Nous sommes à moins de dix jours de cet évènement que vous souhaitez historique, rien pour autant ne rassure quant à la mobilisation autour. Une telle situation est-elle opportune à votre volonté de rassembler le maximum d’Ivoiriens ?

L’efficacité n’aime pas le bruit. Nous travaillons discrètement dans les quartiers, auprès des syndicats, des associations et plus généralement auprès des organisations de la société civile. D’ailleurs, pour essayer de tuer cette marche dans l’œuf, le gouvernement a reculé sur la loi sur la presse, il va libérer incessamment des détenus politiques, il veut précipitamment régler le problème des fonctionnaires, des souscripteurs de l’agrobusiness…  Malgré tout cela nous serons dans la rue le 17 juin pour crier notre colère, car lui-même il pose problème. Il est le problème de notre pays.

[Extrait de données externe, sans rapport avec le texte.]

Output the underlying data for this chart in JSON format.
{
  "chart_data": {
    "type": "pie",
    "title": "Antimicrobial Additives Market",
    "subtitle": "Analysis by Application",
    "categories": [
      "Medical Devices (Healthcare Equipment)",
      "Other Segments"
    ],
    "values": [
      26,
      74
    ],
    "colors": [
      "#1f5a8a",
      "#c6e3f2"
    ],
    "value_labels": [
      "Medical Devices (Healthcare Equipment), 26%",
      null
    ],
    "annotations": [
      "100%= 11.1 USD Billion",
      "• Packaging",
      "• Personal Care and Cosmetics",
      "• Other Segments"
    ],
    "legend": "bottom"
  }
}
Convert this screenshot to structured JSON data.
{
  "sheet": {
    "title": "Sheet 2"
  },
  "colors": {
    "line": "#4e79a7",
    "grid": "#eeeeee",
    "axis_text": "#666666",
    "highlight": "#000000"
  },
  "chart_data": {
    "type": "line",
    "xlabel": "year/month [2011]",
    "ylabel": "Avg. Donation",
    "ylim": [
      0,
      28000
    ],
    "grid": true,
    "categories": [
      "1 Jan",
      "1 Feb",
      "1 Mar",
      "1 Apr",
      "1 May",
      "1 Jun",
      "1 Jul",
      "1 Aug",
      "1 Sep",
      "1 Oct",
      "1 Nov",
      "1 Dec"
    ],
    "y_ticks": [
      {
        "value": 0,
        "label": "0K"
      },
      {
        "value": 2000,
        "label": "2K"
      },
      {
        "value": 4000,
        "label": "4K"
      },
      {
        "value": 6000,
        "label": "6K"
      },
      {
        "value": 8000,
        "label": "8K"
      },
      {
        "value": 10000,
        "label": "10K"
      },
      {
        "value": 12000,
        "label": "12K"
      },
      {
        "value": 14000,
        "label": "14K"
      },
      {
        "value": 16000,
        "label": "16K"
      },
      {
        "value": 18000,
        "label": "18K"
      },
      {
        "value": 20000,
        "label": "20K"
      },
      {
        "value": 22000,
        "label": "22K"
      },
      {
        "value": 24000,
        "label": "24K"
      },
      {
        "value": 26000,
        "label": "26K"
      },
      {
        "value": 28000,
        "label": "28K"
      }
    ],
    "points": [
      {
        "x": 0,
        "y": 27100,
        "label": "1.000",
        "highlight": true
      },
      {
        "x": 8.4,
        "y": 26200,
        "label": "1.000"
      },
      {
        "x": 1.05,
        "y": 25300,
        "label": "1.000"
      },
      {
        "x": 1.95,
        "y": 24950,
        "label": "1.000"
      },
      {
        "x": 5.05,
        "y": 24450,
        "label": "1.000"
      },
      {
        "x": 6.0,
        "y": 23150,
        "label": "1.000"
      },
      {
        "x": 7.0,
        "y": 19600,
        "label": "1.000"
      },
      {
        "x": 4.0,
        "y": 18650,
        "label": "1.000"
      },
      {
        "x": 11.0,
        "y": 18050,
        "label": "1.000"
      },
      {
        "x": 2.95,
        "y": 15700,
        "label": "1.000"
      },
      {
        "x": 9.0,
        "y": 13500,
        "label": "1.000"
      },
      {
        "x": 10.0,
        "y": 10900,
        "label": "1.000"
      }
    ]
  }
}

L’on a souvenance que les derniers rassemblements de l’opposition ont été violemment dispersés par les forces de l’ordre. Quelle garantie donnez-vous aux potentiels marcheurs pour leur sécurité le samedi 17 juin 2017 ?

À l’approche des jeux de la Francophonie le pouvoir n’a aucun intérêt à ternir plus qu’il ne faut, son image déjà écorné à l’international. Il prendrait un gros risque car vaille que vaille cette marche aura lieu. Nous n’avons aucune inquiétude à ce sujet. Nous sommes sereins.

Avez-vous associé des organisations de la société civile à la manifestation du Front populaire ivoirien ? Si c’est le cas, citez-en quelques unes d’entre elles ?

Nous avons invité les principaux partis et groupements politiques, dont le Cojep et l’Eds de Sangaré. Les principales centrales syndicales également, Dignité, Ugtci, Fesaci, synares… L’accueil a été cordial et favorable. Ils ont tous promis en référer à leur base et nous faire un retour. Nous les attendons tous à la marche. Quand le pays nous appelle nous devons répondre à cet appel. C’est un impératif de survie de notre nation.